Kemudian itu terdapat pula perbedaan pribadi; Sepuluh orang bersaudara, satu ayah dan satu ibu. Namun sepuluh pula rupanya, sepuluh pula suaranya, sepuluh pula sidik jarinya, sepuluh pula perangainya. Semuanya itu ditentukan dengan teratur, dengan bawaan sendiri-sendiri.
Pada masa tafsir ini disusun tidak kurang daripada 4 miliyar (miliar – baku di KBBI) penduduk dunia laki-laki dan perempuan. Berlain-lain warna kulitnya menurut iklim negerinya; Ada kulit putih, kulit kuning, kulit hitam, kulit langsat, kulit sawo matang.

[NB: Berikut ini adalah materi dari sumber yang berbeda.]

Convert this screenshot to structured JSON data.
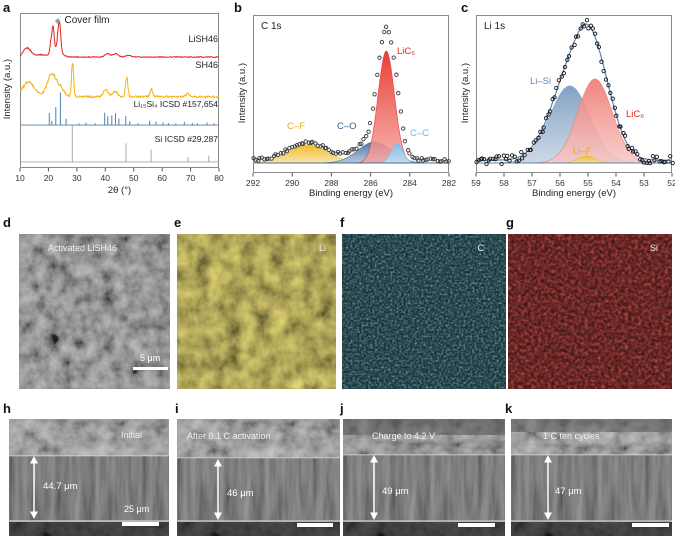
{
  "panel_letters": {
    "a": "a",
    "b": "b",
    "c": "c",
    "d": "d",
    "e": "e",
    "f": "f",
    "g": "g",
    "h": "h",
    "i": "i",
    "j": "j",
    "k": "k"
  },
  "panel_d": {
    "label": "Activated LiSH46",
    "scale_bar": "5 μm"
  },
  "panel_e": {
    "label": "Li"
  },
  "panel_f": {
    "label": "C"
  },
  "panel_g": {
    "label": "Si"
  },
  "panel_h": {
    "label": "Initial",
    "thickness": "44.7 μm",
    "scale_bar": "25 μm"
  },
  "panel_i": {
    "label": "After 0.1 C activation",
    "thickness": "46 μm"
  },
  "panel_j": {
    "label": "Charge to 4.2 V",
    "thickness": "49 μm"
  },
  "panel_k": {
    "label": "1 C ten cycles",
    "thickness": "47 μm"
  },
  "chart_data": [
    {
      "panel": "a",
      "type": "line",
      "title": "",
      "xlabel": "2θ (°)",
      "ylabel": "Intensity (a.u.)",
      "xlim": [
        10,
        80
      ],
      "xticks": [
        10,
        20,
        30,
        40,
        50,
        60,
        70,
        80
      ],
      "annotation": "Cover film",
      "annotation_marker": "diamond",
      "series": [
        {
          "name": "LiSH46",
          "color": "#e3231b",
          "style": "curve",
          "baseline": 0.716,
          "amp": 0.19,
          "noise": 0.016,
          "peaks": [
            {
              "x": 12.5,
              "h": 0.3,
              "w": 1.3
            },
            {
              "x": 17,
              "h": 0.08,
              "w": 2
            },
            {
              "x": 20.8,
              "h": 0.3,
              "w": 0.35
            },
            {
              "x": 21.6,
              "h": 0.85,
              "w": 0.4
            },
            {
              "x": 22.8,
              "h": 0.25,
              "w": 1.6
            },
            {
              "x": 23.8,
              "h": 1.0,
              "w": 0.5
            },
            {
              "x": 40.8,
              "h": 0.12,
              "w": 0.9
            },
            {
              "x": 43.6,
              "h": 0.12,
              "w": 0.9
            },
            {
              "x": 48,
              "h": 0.05,
              "w": 1.0
            }
          ]
        },
        {
          "name": "SH46",
          "color": "#f5b40e",
          "style": "curve",
          "baseline": 0.46,
          "amp": 0.23,
          "noise": 0.028,
          "peaks": [
            {
              "x": 13,
              "h": 0.4,
              "w": 2.2
            },
            {
              "x": 21,
              "h": 0.6,
              "w": 1.5
            },
            {
              "x": 24,
              "h": 0.25,
              "w": 1.5
            },
            {
              "x": 28.5,
              "h": 1.0,
              "w": 0.35
            },
            {
              "x": 40.2,
              "h": 0.2,
              "w": 0.8
            },
            {
              "x": 43.5,
              "h": 0.15,
              "w": 0.8
            },
            {
              "x": 47.5,
              "h": 0.55,
              "w": 0.4
            },
            {
              "x": 56.2,
              "h": 0.2,
              "w": 0.5
            },
            {
              "x": 69,
              "h": 0.08,
              "w": 0.6
            }
          ]
        },
        {
          "name": "Li₁₅Si₄ ICSD #157,654",
          "color": "#4d7fae",
          "style": "sticks",
          "baseline": 0.277,
          "amp": 0.21,
          "sticks": [
            [
              20.3,
              0.37
            ],
            [
              21.2,
              0.13
            ],
            [
              22.6,
              0.55
            ],
            [
              24.2,
              1.0
            ],
            [
              26.2,
              0.2
            ],
            [
              30.8,
              0.05
            ],
            [
              33.2,
              0.07
            ],
            [
              36.5,
              0.05
            ],
            [
              39.8,
              0.38
            ],
            [
              40.9,
              0.27
            ],
            [
              42.3,
              0.3
            ],
            [
              43.6,
              0.36
            ],
            [
              44.8,
              0.2
            ],
            [
              47.2,
              0.28
            ],
            [
              48.6,
              0.12
            ],
            [
              51.5,
              0.06
            ],
            [
              55.6,
              0.13
            ],
            [
              57.8,
              0.1
            ],
            [
              60.3,
              0.08
            ],
            [
              62.2,
              0.06
            ],
            [
              64.8,
              0.05
            ],
            [
              67.8,
              0.1
            ],
            [
              70.6,
              0.07
            ],
            [
              72.4,
              0.05
            ],
            [
              75.8,
              0.08
            ],
            [
              78.2,
              0.05
            ]
          ]
        },
        {
          "name": "Si ICSD #29,287",
          "color": "#a8a8a8",
          "style": "sticks",
          "baseline": 0.039,
          "amp": 0.24,
          "sticks": [
            [
              28.4,
              1.0
            ],
            [
              47.3,
              0.5
            ],
            [
              56.1,
              0.33
            ],
            [
              69.1,
              0.13
            ],
            [
              76.4,
              0.17
            ]
          ]
        }
      ]
    },
    {
      "panel": "b",
      "type": "area",
      "title": "C 1s",
      "xlabel": "Binding energy (eV)",
      "ylabel": "Intensity (a.u.)",
      "xlim": [
        292,
        282
      ],
      "xticks": [
        292,
        290,
        288,
        286,
        284,
        282
      ],
      "baseline_color": "#3f6fa3",
      "draw_order": [
        0,
        1,
        2,
        3
      ],
      "components": [
        {
          "name": "C–F",
          "center": 289.2,
          "height": 0.13,
          "width": 1.0,
          "color": "#f0b81f",
          "label_color": "#e8a817"
        },
        {
          "name": "C–O",
          "center": 285.8,
          "height": 0.15,
          "width": 0.85,
          "color": "#3f6fa3",
          "label_color": "#2f5f96"
        },
        {
          "name": "LiC₆",
          "center": 285.2,
          "height": 0.8,
          "width": 0.42,
          "color": "#e8332a",
          "label_color": "#e0251c"
        },
        {
          "name": "C–C",
          "center": 284.65,
          "height": 0.14,
          "width": 0.3,
          "color": "#74c0e8",
          "label_color": "#6cb6e4"
        }
      ],
      "scatter": {
        "marker": "open-circle",
        "stroke": "#3a3a3a",
        "count": 85,
        "noise": 0.012
      }
    },
    {
      "panel": "c",
      "type": "area",
      "title": "Li 1s",
      "xlabel": "Binding energy (eV)",
      "ylabel": "Intensity (a.u.)",
      "xlim": [
        59,
        52
      ],
      "xticks": [
        59,
        58,
        57,
        56,
        55,
        54,
        53,
        52
      ],
      "baseline_color": "#5b87b5",
      "fit_line": "#5b87b5",
      "draw_order": [
        0,
        1,
        2
      ],
      "components": [
        {
          "name": "Li–Si",
          "center": 55.65,
          "height": 0.55,
          "width": 0.72,
          "color": "#7d9cc0",
          "label_color": "#5b87b5"
        },
        {
          "name": "LiC₆",
          "center": 54.75,
          "height": 0.6,
          "width": 0.62,
          "color": "#ef7f78",
          "label_color": "#e0251c"
        },
        {
          "name": "Li–F",
          "center": 55.05,
          "height": 0.05,
          "width": 0.3,
          "color": "#f0b81f",
          "label_color": "#e8a817"
        }
      ],
      "scatter": {
        "marker": "open-circle",
        "stroke": "#1a1a1a",
        "count": 92,
        "noise": 0.03
      }
    }
  ]
}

Separo, artinya sekitar kira-kira 2 milyar kaki-laki dan dua miliyar perempuan. Kepada masing-masing perempuan itu dianugerahkan kecantikan, yang satu tidak menyerupai yang lain. Kepada mereka dianugerahkan 2 miliyar pasang mata yang semuanya ada daya tarik sendiri. Fikirkanlah itu, semuanya tidak ada yang serupa, padahal semuanya sama jenisnya, yaitu anak manusia. Semuanya sama kejadiannya, yaitu pergabungan mani seorang laki-laki dengan mani seorang perempuan. Dan semuanya itu kecil halus asalnya, dengan mikroskop dipandang, yang kelihatan hanya bintik hitam kecil. Padahal dalam bintik kecil itu terdapat beratus ribu “cacing” laki-laki dan “telor” perempuan.
Sebab itu maka jika ingin hendak mengetahui kekayaan Allah pandanglah dengan penuh pemikiran dan perasaan keadaan manusia ataupun alam yang di keliling manusia. Tepatlah ujung ayat 23 itu; “maka Kamilah yang sebaik-baik yang menentukan” (Ujung ayat 23).
“Celaka besarlah pada hari itu, bagi orang-orang yang mendustakan” (Ayat: 24). Mereka akan mendapat celaka besar, masuk neraka wailun di hari kiamat itu karena mereka tidak mempergunakan fikiran dengan sebaik-baiknya. Nikmat Tuhan diterimanya, tetapi fikirannya tidak berjalan. Kalau fikiran berjalan, terutama memikirkan diri sendiri, atau memikirkan sesudah kawin dengan seorang perempuan, beberapa bulan kemudian diberi Tuhan putra. Terbentang di hadapan matanya i‘tibār, yaitu sesuatu yang patut jadi buah fikiran, namun kejadian itu lalu demikian saja. Alangkah hinanya!